Hace un tiempo participé en la pre-campaña presidencial de un dirigente peruano. Era una figura conocida, con trayectoria política, convicciones claras y una historia personal vinculada a un expresidente que había tenido sus tropiezos con la justicia (algo que en la región ya no sorprende).
El proyecto pintaba bien: había un esquema de trabajo, un equipo en formación, y una oportunidad real de involucrarme en una carrera de alto nivel desde una etapa temprana. Para alguien que trabaja en comunicación política, no es poca cosa.
Pero con el correr de los meses, lo que parecía una buena oportunidad terminó mostrando otra cara.
Las primeras señales
El candidato tenía 80 años. Y si bien la edad no siempre es un problema, en este caso sí implicaba ciertas limitaciones: poca energía para el trajín de la campaña, dificultad para sostener el ritmo y, sobre todo, escasa apertura a los procesos colectivos.
El trabajo comenzó con lo básico: reactivar sus redes sociales, ordenar la presencia digital, armar las primeras piezas y dejar lista la estructura mínima para salir a comunicar. Fueron semanas intensas, de mucho empuje inicial.

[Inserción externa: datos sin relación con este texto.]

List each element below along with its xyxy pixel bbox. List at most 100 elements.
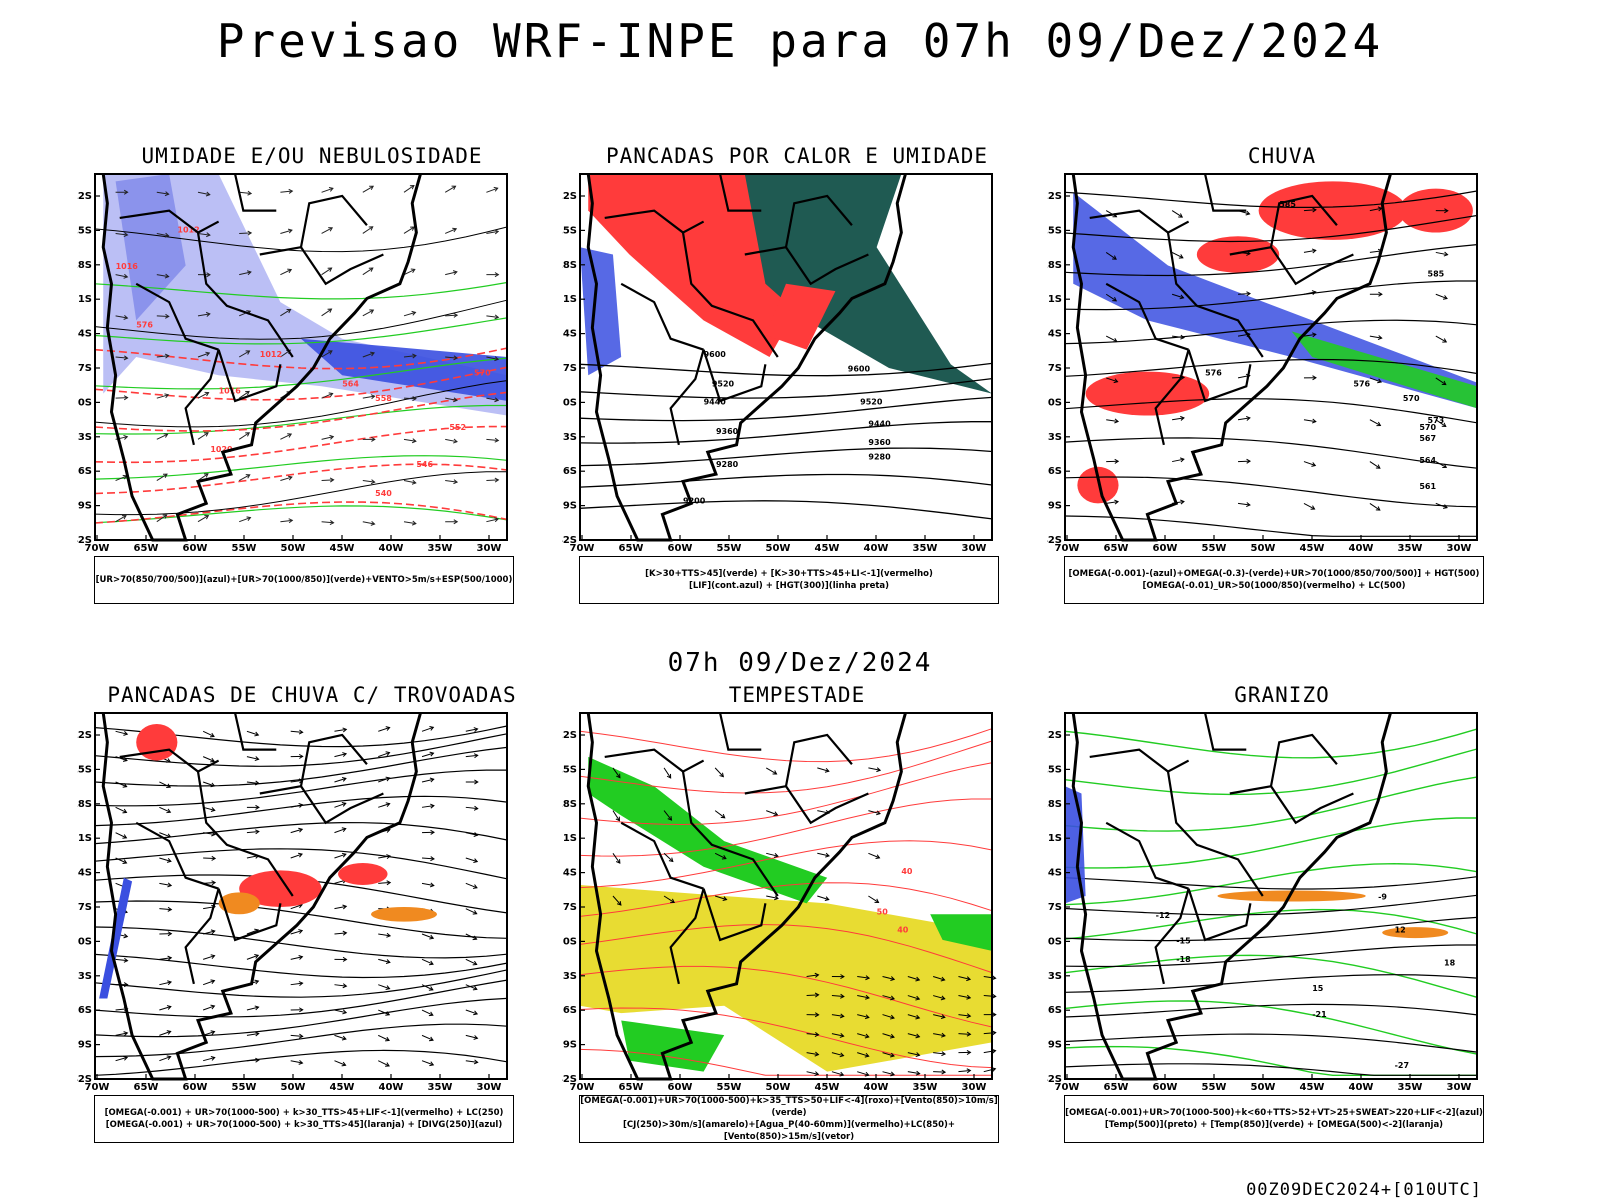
wind-vector — [958, 995, 971, 999]
wind-vector-head — [370, 394, 376, 400]
wind-vector-head — [246, 516, 252, 522]
wind-vector — [334, 828, 346, 834]
lon-tick-label: 30W — [477, 1082, 502, 1093]
contour-label: 50 — [877, 907, 889, 916]
coastline — [101, 712, 422, 1081]
wind-vector — [362, 309, 374, 317]
contour-label: 570 — [1403, 394, 1420, 403]
contour-line — [1064, 244, 1478, 277]
wind-vector — [465, 857, 478, 863]
wind-vector — [1303, 209, 1316, 212]
wind-vector — [115, 356, 128, 359]
forecast-map: 1012 1016 1020 576 570 564 558 552 546 540 1012 101… — [77, 173, 508, 554]
wind-vector-head — [287, 475, 293, 481]
lon-tick-label: 55W — [1202, 1082, 1227, 1093]
wind-vector-head — [167, 931, 173, 937]
wind-vector — [246, 1006, 259, 1011]
wind-vector — [197, 232, 210, 236]
wind-vector-head — [370, 479, 376, 485]
wind-vector-head — [941, 1069, 947, 1075]
wind-vector — [321, 393, 333, 399]
lat-tick-label: 21S — [77, 294, 92, 305]
wind-vector — [421, 726, 434, 732]
wind-vector-head — [298, 1007, 304, 1013]
forecast-map: 58557657357056756456158557657012S15S18S2… — [1047, 173, 1478, 554]
contour-label: 570 — [474, 368, 491, 377]
wind-vector — [1171, 210, 1183, 218]
contour-line — [1064, 974, 1478, 993]
wind-vector-head — [123, 982, 129, 988]
wind-vector-head — [205, 311, 211, 317]
wind-vector — [1237, 417, 1250, 421]
lat-tick-label: 33S — [77, 971, 92, 982]
contour-label: 1012 — [177, 226, 199, 235]
wind-vector — [246, 1032, 259, 1036]
wind-vector — [334, 932, 347, 935]
wind-vector — [882, 1033, 895, 1038]
contour-line — [579, 396, 993, 422]
wind-vector-head — [412, 353, 417, 359]
wind-vector — [403, 438, 416, 442]
wind-vector — [156, 514, 167, 523]
wind-vector — [465, 984, 478, 990]
wind-vector-head — [430, 803, 435, 809]
state-border — [719, 712, 762, 751]
wind-vector-head — [915, 976, 921, 982]
wind-vector-head — [875, 854, 881, 859]
wind-vector — [115, 1032, 128, 1036]
wind-vector-head — [369, 309, 375, 314]
wind-vector — [445, 228, 457, 234]
map-frame — [94, 173, 508, 541]
wind-vector — [806, 994, 819, 997]
wind-vector — [1435, 293, 1448, 300]
state-border — [604, 748, 705, 773]
wind-vector-head — [1312, 207, 1317, 213]
wind-vector-head — [429, 1061, 435, 1067]
contour-line — [1064, 776, 1478, 832]
wind-vector-head — [205, 191, 211, 197]
contour-line — [1064, 1000, 1478, 1055]
lat-tick-label: 18S — [562, 260, 577, 271]
wind-vector-head — [210, 807, 216, 812]
contour-label: 9360 — [716, 427, 739, 436]
wind-vector — [202, 781, 215, 787]
wind-vector-head — [452, 227, 458, 233]
wind-vector — [115, 475, 127, 481]
wind-vector — [403, 226, 415, 234]
wind-vector-head — [298, 929, 304, 934]
wind-vector — [868, 810, 881, 815]
lat-tick-label: 27S — [1047, 902, 1062, 913]
wind-vector — [882, 976, 895, 980]
contour-line — [94, 425, 507, 464]
wind-vector-head — [206, 232, 211, 238]
lon-tick-label: 55W — [232, 1082, 257, 1093]
contour-line — [1064, 1033, 1478, 1053]
state-border — [1105, 821, 1189, 890]
lat-tick-label: 27S — [77, 902, 92, 913]
legend-text: [OMEGA(-0.001) + UR>70(1000-500) + k>30_… — [104, 1108, 504, 1118]
lon-tick-label: 30W — [962, 1082, 987, 1093]
panel-title: UMIDADE E/OU NEBULOSIDADE — [141, 144, 483, 168]
contour-label: 9440 — [868, 420, 891, 429]
lon-tick-label: 60W — [183, 1082, 208, 1093]
wind-vector-head — [298, 1033, 304, 1039]
map-frame — [1064, 173, 1478, 541]
lon-tick-label: 30W — [1447, 1082, 1472, 1093]
forecast-map: 12S 15S 18S 21S 24S 27S 30S 33S 36S 39S 42S70W 65W 6… — [77, 712, 508, 1093]
wind-vector — [290, 1034, 303, 1037]
state-border — [1089, 748, 1190, 773]
contour-label: 1016 — [219, 387, 242, 396]
wind-vector — [290, 730, 303, 733]
lat-tick-label: 33S — [1047, 971, 1062, 982]
lat-tick-label: 36S — [1047, 466, 1062, 477]
wind-vector — [1435, 335, 1447, 343]
wind-vector — [612, 853, 621, 864]
wind-vector — [321, 267, 332, 276]
wind-vector-head — [123, 232, 129, 238]
wind-vector-head — [494, 229, 500, 235]
lon-tick-label: 65W — [1104, 543, 1129, 554]
wind-vector — [246, 781, 259, 784]
wind-vector-head — [1112, 296, 1118, 302]
contour-label: 1012 — [260, 350, 282, 359]
wind-vector — [159, 781, 171, 788]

Sin embargo, el candidato no se involucraba. No daba feedback, no participaba de las decisiones clave y, en general, no mostraba interés por lo que hacíamos. Primera bandera.
El equipo empuja, el candidato no
Durante el segundo mes, el candidato empezó a tener algo más de presencia pública. Nosotros aprovechamos para generar contenido a partir de sus discursos: frases destacadas, videos breves, pequeñas campañas con presupuesto muy acotado (200 USD mensuales).
El objetivo era claro: optimizar al máximo los pocos recursos disponibles para llegar al público objetivo. Aun así, el escenario era difícil. Internamente, el candidato comenzó a tener tensiones con su partido. Sospechaba que no lo iban a dejar competir. Pero tampoco estaba dispuesto a discutirlo.
A partir del cuarto mes, pidió “pausar” la campaña. No lo dijo con esas palabras, pero fue eso: sin pauta, sin estrategia, sin dirección. El equipo digital quedó en el limbo, trabajando sin claridad ni respaldo.
El final anunciado
Poco después, el candidato confirmó lo que ya intuíamos: no seguiría en carrera. Alegó razones personales y familiares, y cerró el proyecto sin mayores explicaciones.
Lo que había comenzado como un desafío de 18 meses se disolvió en cinco. No hubo cierre formal ni balances. Solo un equipo reducido que quedó a mitad de camino, con tiempo, energía y expectativas invertidas.
Lecciones que quedan
A veces los proyectos no fallan por mala estrategia ni por falta de ideas. Fallan porque el liderazgo no está a la altura. Porque el deseo de competir no es real, o porque se subestima lo que implica sostener una campaña.
De esta experiencia me llevé una certeza: como consultores, no solo analizamos escenarios o diseñamos mensajes. También aprendemos a detectar cuándo una campaña no tiene motor.
El camino en política tiene momentos intensos y otros frustrantes. Lo importante es seguir construyendo, incluso cuando toca tropezar. Porque, aunque algunos candidatos se esfumen antes de arrancar, cada experiencia aporta algo. Y lo bueno, cuando llega, lo hace valer por todo lo anterior.